"If you don't know what's happening, you don't know what's happening" is powerful statement about the missing knowledge that can complete an ideal banking customer experience. It is a reminder of the critical role the contact center plays in the evolution of digital channels and modern cross-channel customer journeys in the financial services space. This is especially true in banking where the adaptability of contact centers ensured the continuity of financial services for consumers and small businesses in the early months of the Covid-19 pandemic.
I realized a few weeks earlier that I was in the 'you don't know what's happening' camp after participating in BAI's 2023 Banking Contact Center Executive Roundtable, sponsored by Cisco. Since 1924, BAI has helped financial services leaders prepare for what's next through thought-leadership, training, business intelligence, and collaborative engagement including executive roundtables. This two day event was a great opportunity for me to learn from industry practitioners and I was particularly interested to hear how banking contact centers were supporting the increasing cross-channel customer journeys that result from ongoing digitization in financial services.
Listening to contact center leaders representing ten regional and super-regional banks raised my awareness of the unique value of contact centers, their challenges, and the ability of these leaders to manage what is possibly the most dynamic workforce and technology environment inside a bank.
'Customer experience correlates with agent experience' was a recurring theme throughout the roundtable, reflecting the importance of agent onboarding and training and the increasing significance of agent technology. The frequency and breadth of customer interaction often results in agents developing institutional knowledge faster than new bankers, but agent workloads also lead to high turnover. Leveraging technology to optimize agent workloads and providing advancement opportunities into other bank sales and service roles helps improve execution, talent retention, and growth. Notably, the roundtable institutions were satisfied with their ability to measure agent productivity whether agents primarily worked from home or are back in the office.
Contact center leaders are looking to take advantage of the next generation of self-service capabilities such as intelligent IVR's, chatbots, and virtual agents to optimize customer experience, agent workload, and interaction costs.
Throughout the discussions, leaders highlighted the need for continued efforts and investments to reduce operational complexity, drive efficiency, and elevate the agent experience. The shared experience among these contact center leaders is that a world-class customer experience requires a world-class agent experience. To achieve this, a few north star objectives were identified:
The group also heard from my colleague Jono Luk -VP, Product Management for Webex who shared his knowledge about technology advances in contact center solutions that address these needs, notably the advantages of a unified CX platform, the flexibility of the cloud, and the power of AI across a broad scope of opportunities.
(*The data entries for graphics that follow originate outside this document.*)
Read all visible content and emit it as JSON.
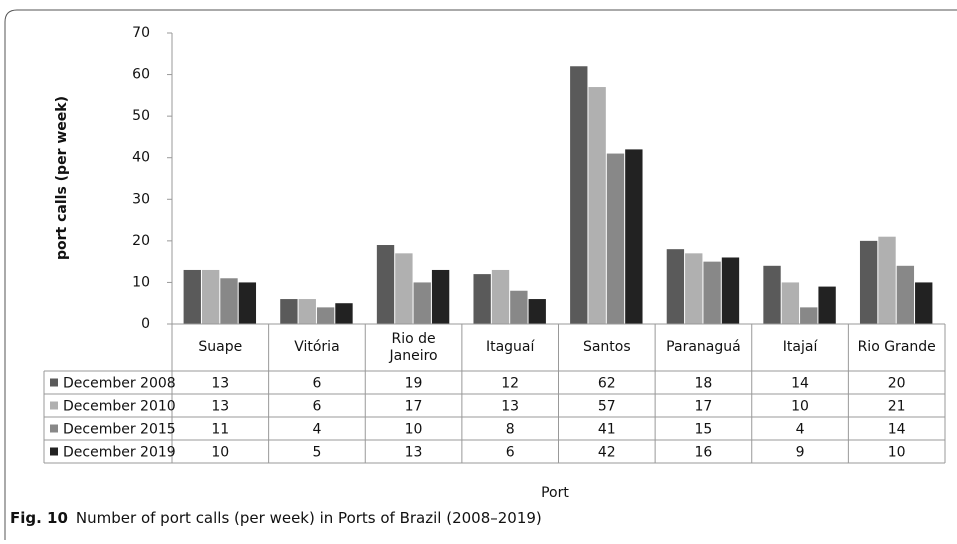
{
  "chart_data": {
    "type": "bar",
    "ylabel": "port calls (per week)",
    "xlabel": "Port",
    "categories": [
      "Suape",
      "Vitória",
      "Rio de Janeiro",
      "Itaguaí",
      "Santos",
      "Paranaguá",
      "Itajaí",
      "Rio Grande"
    ],
    "series": [
      {
        "name": "December 2008",
        "color": "#5a5a5a",
        "values": [
          13,
          6,
          19,
          12,
          62,
          18,
          14,
          20
        ]
      },
      {
        "name": "December 2010",
        "color": "#b0b0b0",
        "values": [
          13,
          6,
          17,
          13,
          57,
          17,
          10,
          21
        ]
      },
      {
        "name": "December 2015",
        "color": "#888888",
        "values": [
          11,
          4,
          10,
          8,
          41,
          15,
          4,
          14
        ]
      },
      {
        "name": "December 2019",
        "color": "#222222",
        "values": [
          10,
          5,
          13,
          6,
          42,
          16,
          9,
          10
        ]
      }
    ],
    "ylim": [
      0,
      70
    ],
    "yticks": [
      0,
      10,
      20,
      30,
      40,
      50,
      60,
      70
    ],
    "caption": {
      "label": "Fig. 10",
      "text": "Number of port calls (per week) in Ports of Brazil (2008–2019)"
    }
  }
}
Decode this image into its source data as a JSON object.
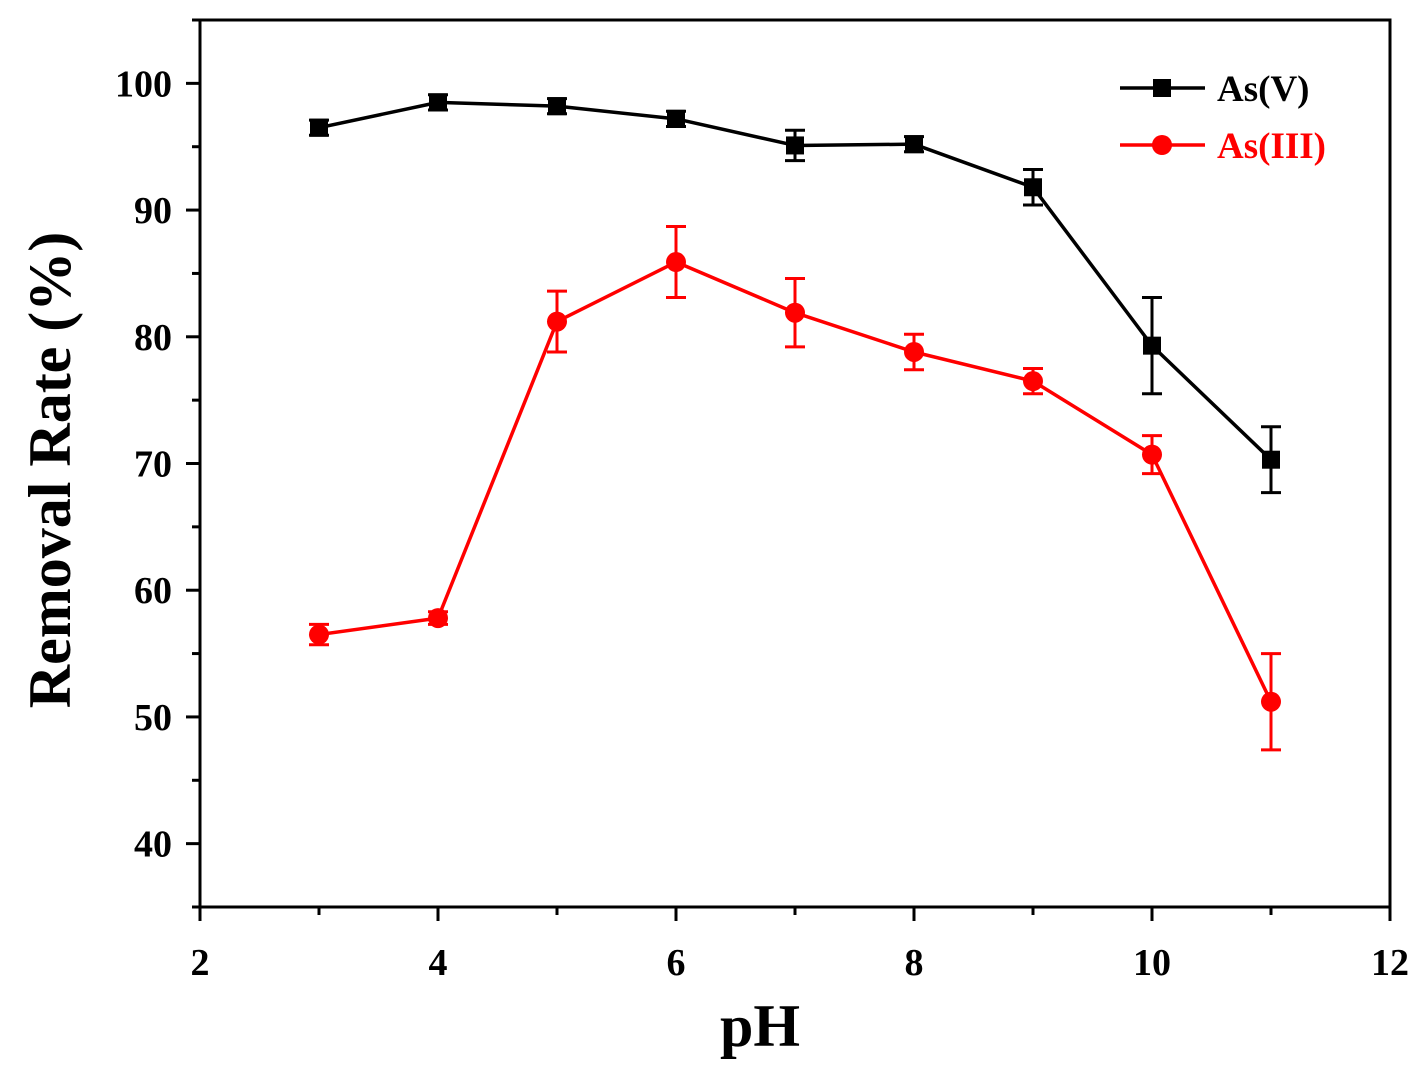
{
  "chart_data": {
    "type": "line",
    "title": "",
    "xlabel": "pH",
    "ylabel": "Removal Rate (%)",
    "xlim": [
      2,
      12
    ],
    "ylim": [
      35,
      105
    ],
    "xticks": [
      2,
      4,
      6,
      8,
      10,
      12
    ],
    "yticks": [
      40,
      50,
      60,
      70,
      80,
      90,
      100
    ],
    "grid": false,
    "legend_position": "top-right",
    "series": [
      {
        "name": "As(V)",
        "color": "#000000",
        "marker": "square",
        "x": [
          3,
          4,
          5,
          6,
          7,
          8,
          9,
          10,
          11
        ],
        "y": [
          96.5,
          98.5,
          98.2,
          97.2,
          95.1,
          95.2,
          91.8,
          79.3,
          70.3
        ],
        "err": [
          0.6,
          0.6,
          0.6,
          0.6,
          1.2,
          0.6,
          1.4,
          3.8,
          2.6
        ]
      },
      {
        "name": "As(III)",
        "color": "#ff0000",
        "marker": "circle",
        "x": [
          3,
          4,
          5,
          6,
          7,
          8,
          9,
          10,
          11
        ],
        "y": [
          56.5,
          57.8,
          81.2,
          85.9,
          81.9,
          78.8,
          76.5,
          70.7,
          51.2
        ],
        "err": [
          0.8,
          0.5,
          2.4,
          2.8,
          2.7,
          1.4,
          1.0,
          1.5,
          3.8
        ]
      }
    ]
  }
}
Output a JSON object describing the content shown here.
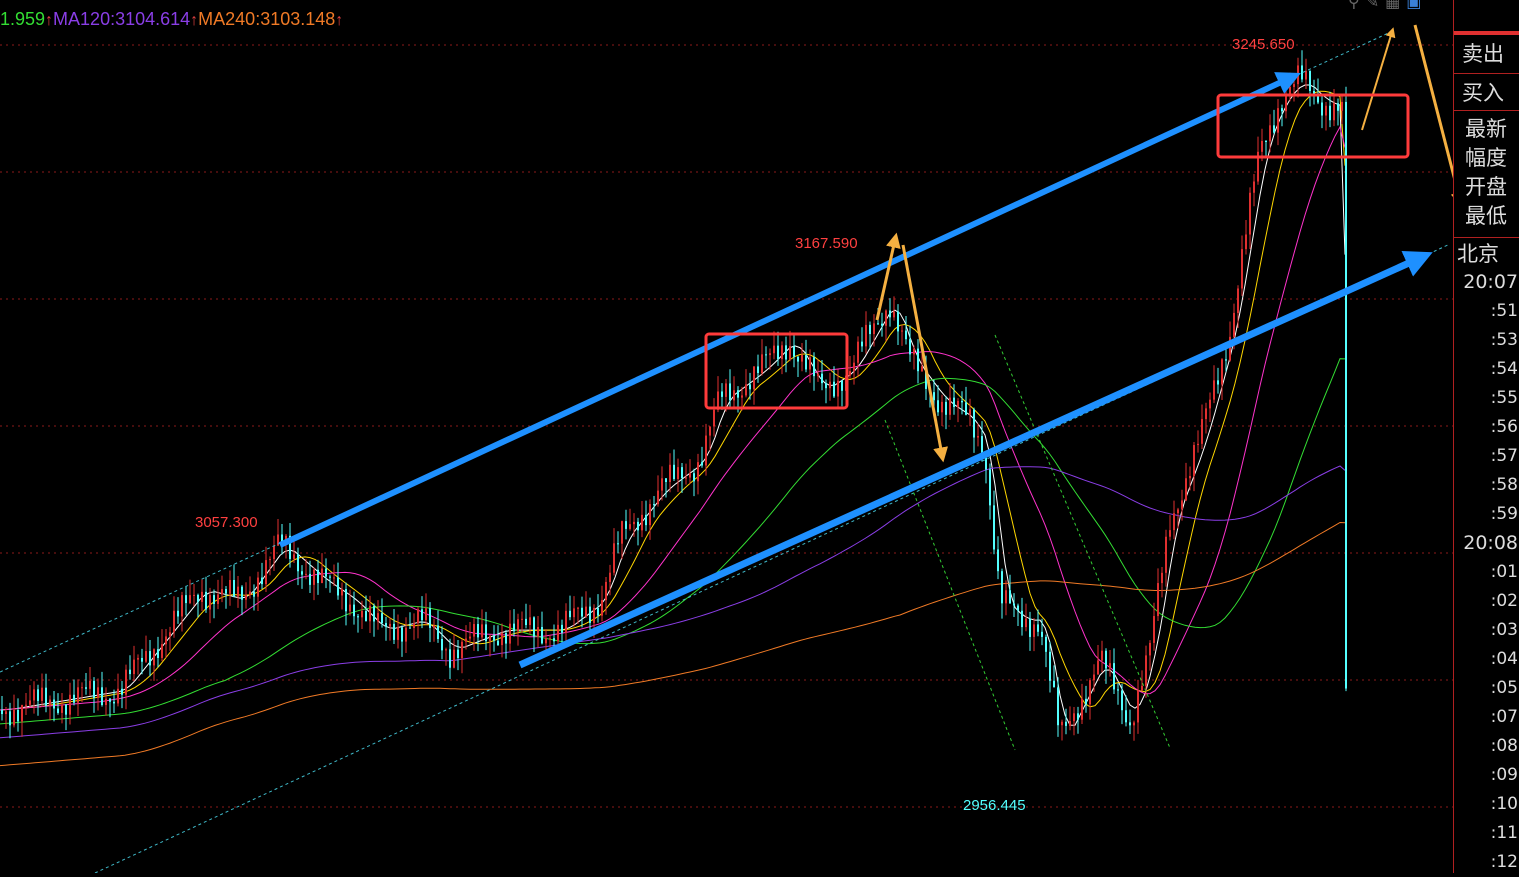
{
  "legend": [
    {
      "text": "1.959",
      "color": "#33dd33"
    },
    {
      "text": "MA120:3104.614",
      "color": "#8a3ee6"
    },
    {
      "text": "MA240:3103.148",
      "color": "#f07a26"
    }
  ],
  "legend_arrow": "↑",
  "toolbar_icons": [
    "search-icon",
    "draw-icon",
    "layout-icon",
    "window-icon"
  ],
  "side_panel": {
    "sell": "卖出",
    "buy": "买入",
    "info": [
      "最新",
      "幅度",
      "开盘",
      "最低"
    ],
    "region": "北京",
    "times": [
      "20:07",
      ":51",
      ":53",
      ":54",
      ":55",
      ":56",
      ":57",
      ":58",
      ":59",
      "20:08",
      ":01",
      ":02",
      ":03",
      ":04",
      ":05",
      ":07",
      ":08",
      ":09",
      ":10",
      ":11",
      ":12"
    ]
  },
  "colors": {
    "background": "#000000",
    "up": "#e03030",
    "down": "#54ffff",
    "trend_arrow": "#1e90ff",
    "swing_arrow": "#f5b041",
    "box": "#ff3b3b",
    "grid": "#8b1a1a"
  },
  "chart_data": {
    "type": "line",
    "title": "",
    "ylim": [
      2940,
      3260
    ],
    "grid": true,
    "series": [
      {
        "values": [
          2987.5,
          2991.3,
          2995.2,
          3014.7,
          3034.1,
          3030.2,
          3051.5,
          3038.0,
          3030.2,
          3018.5,
          3022.4,
          3010.8,
          3018.5,
          3018.5,
          3030.2,
          3053.5,
          3072.9,
          3084.5,
          3107.8,
          3119.5,
          3131.1,
          3111.7,
          3119.5,
          3146.7,
          3123.4,
          3107.8,
          3100.1,
          3088.4,
          3030.2,
          3022.4,
          3022.4,
          2975.8,
          2991.3,
          3006.9,
          2983.6,
          3010.8,
          3061.3,
          3092.3,
          3135.0,
          3204.9,
          3224.2,
          3232.1,
          3224.2,
          3220.4
        ]
      }
    ],
    "annotations": [
      {
        "text": "3057.300",
        "value": 3057.3,
        "color": "#ff4040"
      },
      {
        "text": "3167.590",
        "value": 3167.59,
        "color": "#ff4040"
      },
      {
        "text": "3245.650",
        "value": 3245.65,
        "color": "#ff4040"
      },
      {
        "text": "2956.445",
        "value": 2956.445,
        "color": "#54ffff"
      }
    ]
  }
}
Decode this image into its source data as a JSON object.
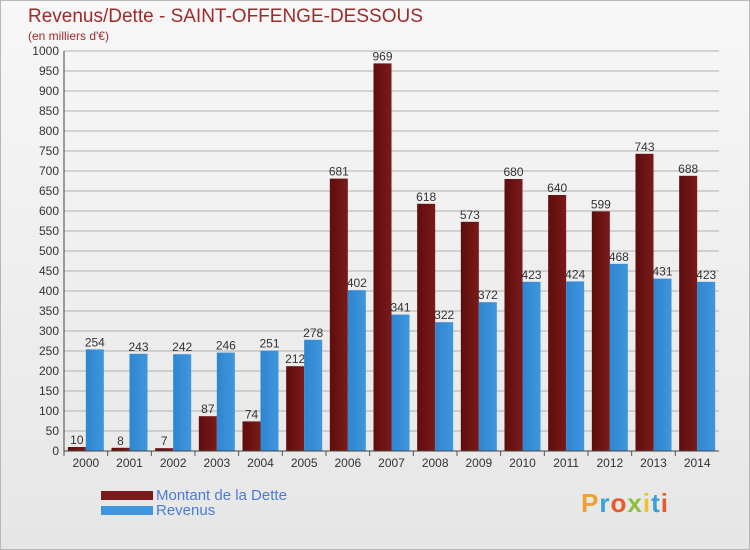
{
  "header": {
    "title": "Revenus/Dette - SAINT-OFFENGE-DESSOUS",
    "subtitle": "(en milliers d'€)"
  },
  "colors": {
    "dette": "#7a1a1a",
    "revenus": "#3f96de",
    "title": "#9e2a2a",
    "legend_text": "#4b7bd6",
    "gridline": "#b0b0b0"
  },
  "chart_data": {
    "type": "bar",
    "categories": [
      "2000",
      "2001",
      "2002",
      "2003",
      "2004",
      "2005",
      "2006",
      "2007",
      "2008",
      "2009",
      "2010",
      "2011",
      "2012",
      "2013",
      "2014"
    ],
    "series": [
      {
        "name": "Montant de la Dette",
        "values": [
          10,
          8,
          7,
          87,
          74,
          212,
          681,
          969,
          618,
          573,
          680,
          640,
          599,
          743,
          688
        ]
      },
      {
        "name": "Revenus",
        "values": [
          254,
          243,
          242,
          246,
          251,
          278,
          402,
          341,
          322,
          372,
          423,
          424,
          468,
          431,
          423
        ]
      }
    ],
    "ylim": [
      0,
      1000
    ],
    "yticks": [
      0,
      50,
      100,
      150,
      200,
      250,
      300,
      350,
      400,
      450,
      500,
      550,
      600,
      650,
      700,
      750,
      800,
      850,
      900,
      950,
      1000
    ],
    "grid": true,
    "legend": "bottom-left"
  },
  "legend": {
    "items": [
      {
        "label": "Montant de la Dette"
      },
      {
        "label": "Revenus"
      }
    ]
  },
  "logo": {
    "letters": [
      "P",
      "r",
      "o",
      "x",
      "i",
      "t",
      "i"
    ],
    "colors": [
      "#f0a030",
      "#3aa0d8",
      "#e85a2a",
      "#8cc03c",
      "#f0c030",
      "#3aa0d8",
      "#e85a2a"
    ]
  }
}
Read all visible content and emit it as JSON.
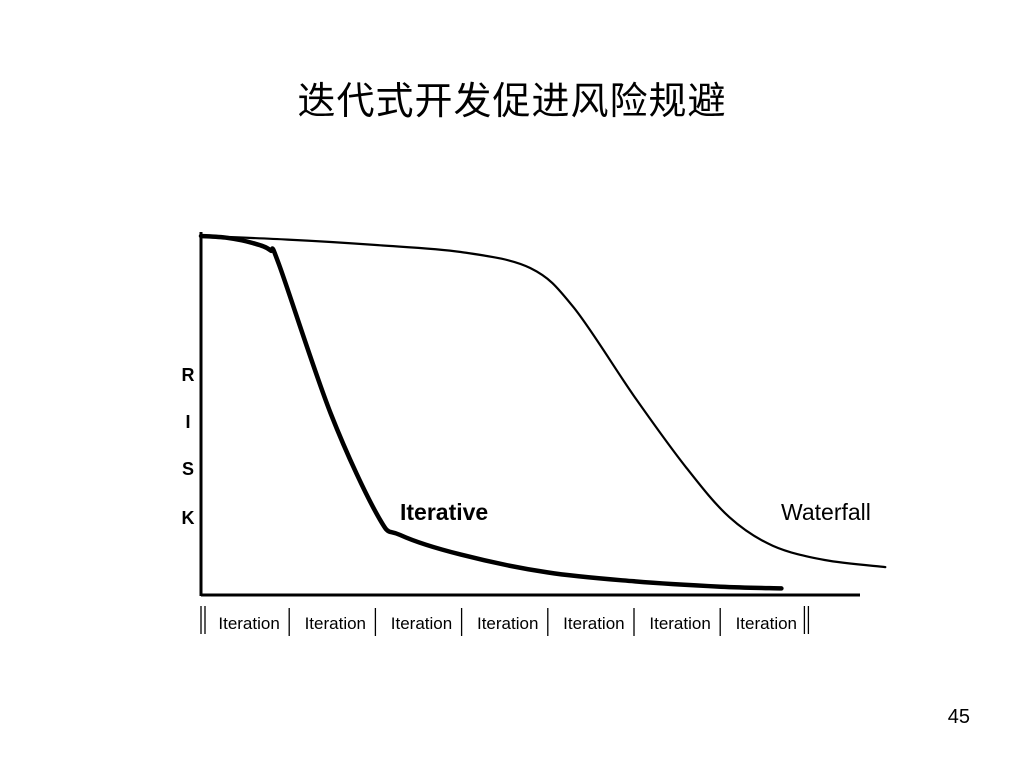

Jono highlighted the capabilities that agents need in order to support banking customer journeys that are increasingly personalized, cross-channel, and almost certainly involve the contact center at some point in the journey.
The banking industry, and safe to say most of financial services, currently have limited visibility of a customer's journey prior to reaching a contact center agent. Part of the challenge is the need for more capable contact center platforms and continuing to consolidate the number of applications on the agent desktop.
But it's also clear the banking industry must continue to improve collaboration between LOB's and the contact center to create awareness of the importance for holistic journey insights and to accelerate investment. Responsibility for the primary contact center is now with the Retail LOB, but many leaders cited the need for better coordination. Jono shared Cisco's perspective on the benefits of a unified CX platform built specifically to support connected customer journeys across a customer lifecycle.
Webex by Cisco is designed for exactly that -a suite of integrated cloud-native capabilities that support a broader range of interactions (calling, video, messaging, SMS, Social, and more), with advanced AI functionality, business workflow integrations, mobile app integrations, and a robust contact center with a composable agent interface.
Financial institutions often have several contact centers supporting different LOB's such as Credit Card, Wealth Management, and Mortgage, or even internal functions like the help desk. In my experience, it's not that uncommon to find teams that still use spreadsheets to manage inbound and outbound calling. These represent good opportunities for institutions to quickly discover the transformative capabilities of a unified CX platform like Webex and to understand it's potential for primary banking contact centers.
This year due to the ever increasing importance of contact centers in supporting cross-channel customer journeys we added it as a use case in the Cisco Portfolio Explorer for Financial Services. We annually review the use cases in it to make sure we are providing the latest trends and focuses we are hearing from our clients. As you have read the contact center is where it is at deliver exceptional client service and engaged and informative employees.
Having the opportunity to learn from an amazing set of contact center leaders was a great experience, as was working with the team BAI again. I'm also looking forward to sharing how Webex can help transform the banking customer and employee experience.